Department of Pathobiology, Science and Research Branch, Islamic Azad University, Tehran, Iran.

出版信息

Arch Razi Inst. 2020 Mar;75(1):83-91. doi: 10.22092/ari.2018.123458.1251. Epub 2020 Mar 1.
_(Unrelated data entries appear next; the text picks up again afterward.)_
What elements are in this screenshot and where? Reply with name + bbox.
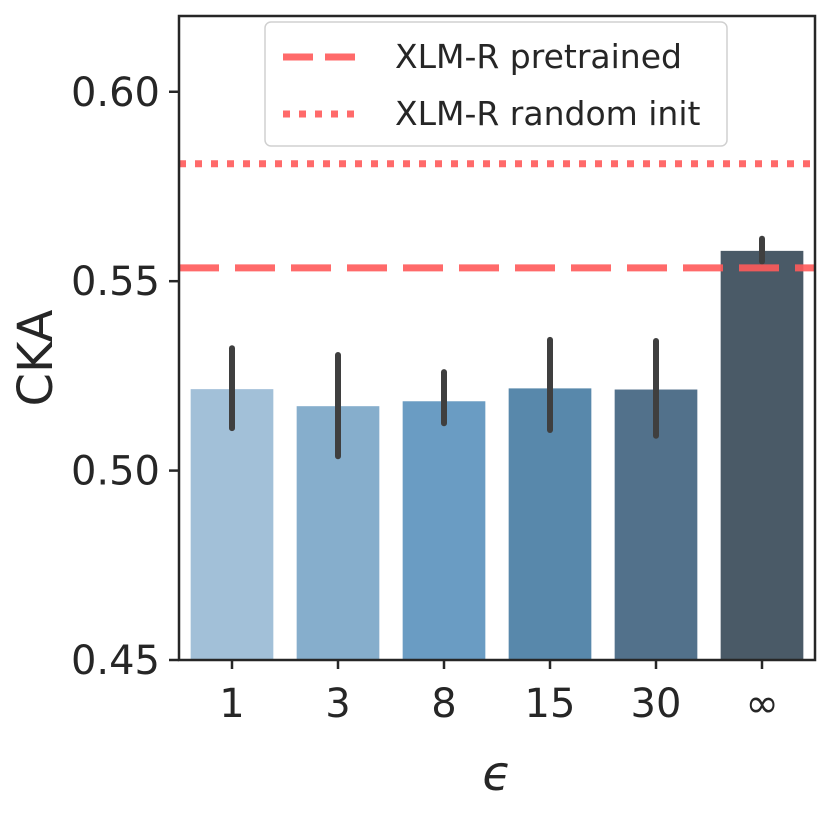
y-ticks-layer: 0.45 0.50 0.55 0.60 [71, 70, 179, 684]
x-tick-label: 1 [219, 681, 244, 727]
y-axis-label: CKA [8, 309, 64, 406]
errorbars-layer [229, 235, 765, 460]
x-tick-label: 8 [431, 681, 456, 727]
x-tick-label: 3 [325, 681, 350, 727]
legend: XLM-R pretrained XLM-R random init [264, 21, 728, 147]
bar-15 [508, 388, 592, 660]
bars-layer [190, 250, 804, 660]
x-tick-label: 15 [525, 681, 576, 727]
bar-1 [190, 389, 274, 660]
x-tick-label: ∞ [745, 681, 778, 727]
x-tick-label: 30 [631, 681, 682, 727]
y-tick-label: 0.45 [71, 638, 160, 684]
reference-lines-layer [179, 160, 815, 272]
legend-label-random-init: XLM-R random init [395, 94, 701, 133]
legend-label-pretrained: XLM-R pretrained [395, 37, 682, 76]
y-tick-label: 0.55 [71, 259, 160, 305]
bar-8 [402, 401, 486, 660]
x-ticks-layer: 1 3 8 15 30 ∞ [219, 660, 779, 727]
bar-inf [720, 250, 804, 660]
x-axis-label: ϵ [482, 746, 512, 802]
y-tick-label: 0.50 [71, 449, 160, 495]
legend-box [264, 21, 728, 147]
plot-frame [177, 14, 817, 662]
y-tick-label: 0.60 [71, 70, 160, 116]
DOI:10.22092/ari.2018.123458.1251
PMID:32292006
原文链接:https://pmc.ncbi.nlm.nih.gov/articles/PMC8410161/
Abstract

This study aimed at investigating the effects of intraperitoneal (IP) administration of magnesium sulfate (MgSO4) on testicular ischemia-reperfusion (IR) injury in rats. In total, 50 adult Wistar rats were randomly divided into 5 groups. Group 1 received no injection (control); however, group 2 was subjected to 2 h of I and 24 h of R. Subsequently, group 3 was subjected to 2 h of 1, and after 1 h of I, 125 mg/kg MgSO4 was injected intraperitoneally followed by 24 h of R. Groups 4 and 5 were subjected to the same process as group 3, whereas the rats were injected with 250 and 500 mg/kg of MgSO4, respectively. After 24 h, the left testes of all rats were removed for histological analysis and antioxidant activities. According to the results, there was a significant increase in tissue malondialdehyde (MDA) among I/R rats (P<0.05), whereas MgSO4 decreased I/R-induced MDA (P<0.05). Furthermore, experimental I/R diminished glutathione peroxidase (GPx) and superoxide dismutase (SOD) levels significantly (P<0.05). Moreover, MgSO4 (250 and 500 mg/kg) increased GPx and SOD activity significantly in I/R rats (P<0.05). Furthermore, seminiferous tubules degenerated, and few spermatocytes were observed in the testis tubules of the I/R rats. Regarding pathological parameters, seminiferous tubules and spermatocyte were normal in the testes of MgSO4 (250 and 500 mg/kg)-treated experimental I/R-induced rats. In conclusion, this study demonstrated the beneficial effects of MgSO4 on testicular IR injury in rats.

摘要

本研究旨在探讨腹腔注射硫酸镁(MgSO4)对大鼠睾丸缺血再灌注(IR)损伤的影响。总共50只成年Wistar大鼠被随机分为5组。第1组不进行注射(对照组);然而,第2组经历2小时的缺血和24小时的再灌注。随后,第3组经历2小时的缺血,在缺血1小时后,腹腔注射125mg/kg硫酸镁,随后再灌注24小时。第4组和第5组经历与第3组相同的过程,而大鼠分别注射250mg/kg和500mg/kg的硫酸镁。24小时后,取出所有大鼠的左侧睾丸进行组织学分析和抗氧化活性检测。根据结果,缺血/再灌注大鼠的组织丙二醛(MDA)显著增加(P<0.05),而硫酸镁降低了缺血/再灌注诱导的MDA(P<0.05)。此外,实验性缺血/再灌注显著降低了谷胱甘肽过氧化物酶(GPx)和超氧化物歧化酶(SOD)水平(P<0.05)。而且,硫酸镁(250mg/kg和500mg/kg)显著增加了缺血/再灌注大鼠的GPx和SOD活性(P<0.05)。此外,缺血/再灌注大鼠的睾丸小管中生精小管退化,观察到的精母细胞很少。关于病理参数,在硫酸镁(250mg/kg和500mg/kg)处理的实验性缺血/再灌注诱导大鼠的睾丸中,生精小管和精母细胞正常。总之,本研究证明了硫酸镁对大鼠睾丸缺血再灌注损伤具有有益作用。